I live in a 100+ year old farmhouse that usually maintains a 56 degree cellar. Unfortunately for me, and probably 75% of the USA, this insanely hot summer has taken it's toll on my cellar temps.

Checked last night and my fermenter was sitting at 63 degrees, moved it to a cooler spot and now it's at 61.

Lager is def not my area of expertise.

Wyeast says the Czech Pils is best from 50-58 degrees... is 61-62 gonna end up giving me too much diacetyl?

Any thoughts would be much appreciated!
 
Yes it's warm but not outrageously warm. Try putting the carboy in a big pot with cold water and ice. That will help cool it down. I wouldn't be as concerned about diacetyl as ester formation. But chances are it'll still be tasty. Stay cool
 
Thanks!

I considered bags of ice, etc... Guess I'm gonna have to babysit this bad boy until it goes into the fridge for lagering!
 
Same question, different spin:
With the czech pils kit i got from AHS, they recommended that you let wort sit at 65-72 until you see fermentation, then gently cool to 50-55. The back of the 2278 pack says this as well. I pitched 1 pack that swelled moderately into 65*F 5.25 gal 1.050.

I have my carboy temp controlled at 69 for the last 72 hours, with no apparent activity (I didn't take a reading yet) What I doing this wrong? Or do I need to RDWHAHB for a few more days. I'm pretty confident in my starsan sterilization, but waiting without alcohol in there always makes me nervous.

Thanks!
 
My experience with lagers, and what I see mostly recommended here, is to pitch it at fermentation temps of 50-58 depending on yeast. Why wait for fermentation to start at a warm temp, then miss the perfect time to cool it. Nothing in this craft is absolute though, so if it works to warm pitch, go ahead and do it.
 
It's always best practice to pitch a ton of yeast a couple degrees cooler than fermentation temps and let it rise to fermentation temps. IE: pitch at 45, let it rise and ferment at 50. We're talking 2-4 liter starters or 2-3 packets of dry lager yeast rehydrated.
 
I've read quite a few examples of diacetyl levels being exceedingly high if you start warm and slowly cool - because the yeast slows down too much to eat up the diacetyl it created early on in fermentation.

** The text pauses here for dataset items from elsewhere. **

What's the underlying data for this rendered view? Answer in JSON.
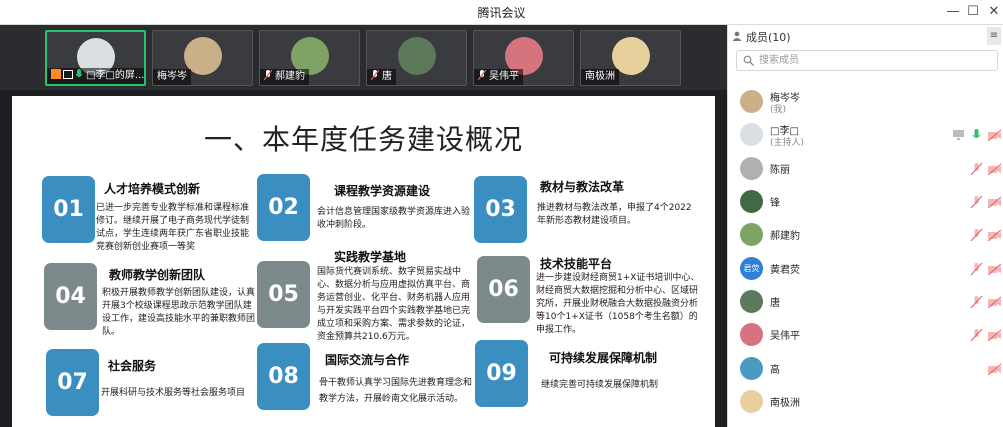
{
  "window": {
    "title": "腾讯会议",
    "controls": {
      "minimize": "—",
      "maximize": "☐",
      "close": "✕"
    }
  },
  "video_strip": [
    {
      "name": "□李□的屏...",
      "active": true
    },
    {
      "name": "梅岑岑",
      "active": false
    },
    {
      "name": "郝建豹",
      "active": false
    },
    {
      "name": "唐",
      "active": false
    },
    {
      "name": "吴伟平",
      "active": false
    },
    {
      "name": "南极洲",
      "active": false
    }
  ],
  "slide": {
    "title": "一、本年度任务建设概况",
    "items": [
      {
        "num": "01",
        "head": "人才培养模式创新",
        "desc": "已进一步完善专业教学标准和课程标准修订。继续开展了电子商务现代学徒制试点，学生连续两年获广东省职业技能竞赛创新创业赛项一等奖"
      },
      {
        "num": "02",
        "head": "课程教学资源建设",
        "desc": "会计信息管理国家级教学资源库进入验收冲刺阶段。"
      },
      {
        "num": "03",
        "head": "教材与教法改革",
        "desc": "推进教材与教法改革，申报了4个2022年新形态教材建设项目。"
      },
      {
        "num": "04",
        "head": "教师教学创新团队",
        "desc": "积极开展教师教学创新团队建设，认真开展3个校级课程思政示范教学团队建设工作，建设高技能水平的兼职教师团队。"
      },
      {
        "num": "05",
        "head": "实践教学基地",
        "desc": "国际货代赛训系统、数字贸易实战中心、数据分析与应用虚拟仿真平台、商务运营创业、化平台、财务机器人应用与开发实践平台四个实践教学基地已完成立项和采购方案、需求参数的论证，资金预算共210.6万元。"
      },
      {
        "num": "06",
        "head": "技术技能平台",
        "desc": "进一步建设财经商贸1+X证书培训中心、财经商贸大数据挖掘和分析中心、区域研究所，开展业财税融合大数据投融资分析等10个1+X证书（1058个考生名额）的申报工作。"
      },
      {
        "num": "07",
        "head": "社会服务",
        "desc": "开展科研与技术服务等社会服务项目"
      },
      {
        "num": "08",
        "head": "国际交流与合作",
        "desc": "骨干教师认真学习国际先进教育理念和教学方法，开展岭南文化展示活动。"
      },
      {
        "num": "09",
        "head": "可持续发展保障机制",
        "desc": "继续完善可持续发展保障机制"
      }
    ]
  },
  "sidebar": {
    "title": "成员(10)",
    "menu_icon": "≡",
    "search_placeholder": "搜索成员",
    "members": [
      {
        "name": "梅岑岑",
        "role": "(我)",
        "avatar": ""
      },
      {
        "name": "□李□",
        "role": "(主持人)",
        "avatar": ""
      },
      {
        "name": "陈丽",
        "role": "",
        "avatar": ""
      },
      {
        "name": "锋",
        "role": "",
        "avatar": ""
      },
      {
        "name": "郝建豹",
        "role": "",
        "avatar": ""
      },
      {
        "name": "黄君荧",
        "role": "",
        "avatar": "君荧"
      },
      {
        "name": "唐",
        "role": "",
        "avatar": ""
      },
      {
        "name": "吴伟平",
        "role": "",
        "avatar": ""
      },
      {
        "name": "高",
        "role": "",
        "avatar": ""
      },
      {
        "name": "南极洲",
        "role": "",
        "avatar": ""
      }
    ]
  },
  "colors": {
    "blue_box": "#3a8fc0",
    "gray_box": "#7d8a8c",
    "muted_red": "#e05a5a",
    "active_green": "#2cc26c"
  }
}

That's part of the reason I'm a little hesitant to cool my current brew down too much. I might keep it at 59/60 and see what happens.

But as zacster said, nothing in the world of beer is absolute. I'm trying not to stress and focusing on the logistics of doing back-to-back all grain high gravity brews on Saturday!
 
So I pitched a second 2278 which expanded nicely and didn't have the same funky yeast smell as the first one. I'm slowly cooling now to 60. What JohnnyNeurotic said makes sense about the DA production. I'm gonna check the sg this afternoon, hope for the best and if ready start dropping to 50-55*F

The big lesson for me with my first lager seems to be: make a starter, pitch extra yeast!